The tipping point for me, however, was when the theme I was using stopped working with the latest version of Hugo at that point. So, picture this – You make dozens of custom changes and then one update just breaks your website. Now not only you have to fix your shit but the theme you were using, you’ve to make upstream changes to the theme or maintain your own fork. And no, this is not a one-off experience. Hugo upgrades are a joke, they are known to break very very often.

I was done at this point. I didn’t want to deal with this BS of continuously fighting the generator for my blog.

🔗A fresh change

Being a practitioner of Yak Shaving, I discussed the idea of a “tinyhugo” with Kailash and Sarat. We’d arrived at a spec and I started writing some code to pander to my NIH syndrome.
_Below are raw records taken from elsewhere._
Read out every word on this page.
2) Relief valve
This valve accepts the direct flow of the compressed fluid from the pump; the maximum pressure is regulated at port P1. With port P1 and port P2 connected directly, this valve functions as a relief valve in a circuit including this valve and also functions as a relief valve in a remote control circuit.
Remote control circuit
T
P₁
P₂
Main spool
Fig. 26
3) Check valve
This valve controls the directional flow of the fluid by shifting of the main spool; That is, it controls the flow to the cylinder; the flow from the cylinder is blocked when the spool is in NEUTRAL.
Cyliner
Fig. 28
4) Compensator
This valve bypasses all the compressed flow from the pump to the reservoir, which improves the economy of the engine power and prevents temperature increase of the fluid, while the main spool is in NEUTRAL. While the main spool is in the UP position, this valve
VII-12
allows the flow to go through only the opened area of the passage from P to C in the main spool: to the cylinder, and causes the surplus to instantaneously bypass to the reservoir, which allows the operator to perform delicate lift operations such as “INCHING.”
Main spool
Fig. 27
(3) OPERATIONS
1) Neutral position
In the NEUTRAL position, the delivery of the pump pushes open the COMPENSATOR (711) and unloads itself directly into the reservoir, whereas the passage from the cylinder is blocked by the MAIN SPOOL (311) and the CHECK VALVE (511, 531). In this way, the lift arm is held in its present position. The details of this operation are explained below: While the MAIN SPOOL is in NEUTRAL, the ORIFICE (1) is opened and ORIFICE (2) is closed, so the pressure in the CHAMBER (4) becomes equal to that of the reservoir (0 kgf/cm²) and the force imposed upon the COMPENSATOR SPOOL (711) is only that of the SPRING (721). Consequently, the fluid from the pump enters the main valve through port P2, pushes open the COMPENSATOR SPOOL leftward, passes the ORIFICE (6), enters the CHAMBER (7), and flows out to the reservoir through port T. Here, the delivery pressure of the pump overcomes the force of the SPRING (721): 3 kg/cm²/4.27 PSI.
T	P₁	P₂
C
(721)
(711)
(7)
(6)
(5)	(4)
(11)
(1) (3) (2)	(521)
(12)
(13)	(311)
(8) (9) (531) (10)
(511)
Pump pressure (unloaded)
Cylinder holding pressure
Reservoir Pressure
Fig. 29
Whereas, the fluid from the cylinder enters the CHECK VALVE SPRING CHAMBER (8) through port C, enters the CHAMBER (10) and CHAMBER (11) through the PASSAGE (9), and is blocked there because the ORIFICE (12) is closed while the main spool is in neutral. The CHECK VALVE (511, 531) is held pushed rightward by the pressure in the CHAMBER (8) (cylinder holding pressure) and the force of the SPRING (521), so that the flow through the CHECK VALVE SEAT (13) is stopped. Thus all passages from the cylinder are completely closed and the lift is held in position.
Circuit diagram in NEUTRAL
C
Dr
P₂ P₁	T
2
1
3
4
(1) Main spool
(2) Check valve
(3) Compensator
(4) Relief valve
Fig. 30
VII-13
However, I was still not convinced that a simpler solution doesn’t exist. I spent countless hours exploring other alternatives. I’d used Lektor, Pelican, Eleventy before finally stumbling upon Zola from HN/Lobster discussions. I’ve got to say, the landing page gave a fresh feeling - one that I’ve not seen with any other alternatives. In fact quite opposite to the Eleventy landing page which looks like an over-engineered piece of software to generate websites (Not hating on it, there might be use cases for it, but the JS tooling and dependency system is something that I would not want to touch with a 10ft pole).

Zola’s primary appeal to me was that like Hugo it’s extremely fast and comes as a single binary no dependency package. I looked at the docs the first impression was they are concise enough to get a basic idea. Zola is strongly opinionated, even to the extent of dictating a project structure and sometimes filenames too. I actually preferred this over the magic Hugo does. In less than 2 hours I was able to port the home page of my blog (and tweak it to my liking) in Zola. I decided to abandon my own tinyhugo attempt because for the very fact Zola fits my needs very well.

The thing that I really loved about Zola is how it enforces a separation between Section and Pages. The section represents a “collection” of posts. So a blog can be a section, and I can have another section called “Book Reviews”. I could easily tell Zola where to look for the templates by specifying the same in content/book_reviews/_index.md. I don’t have to read Hugo docs or do Google-fu to figure this out, it’s right there in the docs and very apparent.

For the record, I still don’t know how to customise different templates for different sections in Hugo, but I couldn’t care less.


The migration was pretty straightforward – I had to copy the content folders of my blog (which are just a bunch of .md files) and replace YAML frontmatter to TOML. There were a few variable changes that I needed to do manually but since they were a manageable 20-25 posts, I did it by hand. I could potentially automate but then rabbit deep in the rabbit hole of Yak Shaving. The good part was that I was able to retain the same URL structure for my new blog because the URL scheme was based on the file paths.

I spent some time porting hugo-ink to Zola and did minor CSS tweaks to it. Zola uses the Tera language for templating and it’s much more pleasing to eyes than the Go Template syntax. Zola comes with pretty neat features like Search, RSS/Atom Feeds, Syntax Highlighting and SASS->CSS Processors.

What took me time however was to figure out how to get opengraph tags in each page. Hugo provides nifty template for this use case but Zola is pretty barebones like that. People who care a lot about SEO need to spend some extra efforts here.


Zola is still a pretty new kid on the block but the author shares the same frustration about Hugo:

it personally drives me insane, to the point of writing my own template engine and static site generator. Yes, this is a bit biased. – Source

This also reflects in the issues/PRs I’ve seen for Zola and the author is opinionated about not adding features which would make Zola complicated. Overall I am very happy with the switch and it was long due. I feel more confident in tweaking certain sections of my website. I plan to open-source the current theme in the next few days.

You can read the Source Code of this website if you’d like to explore how this website is built.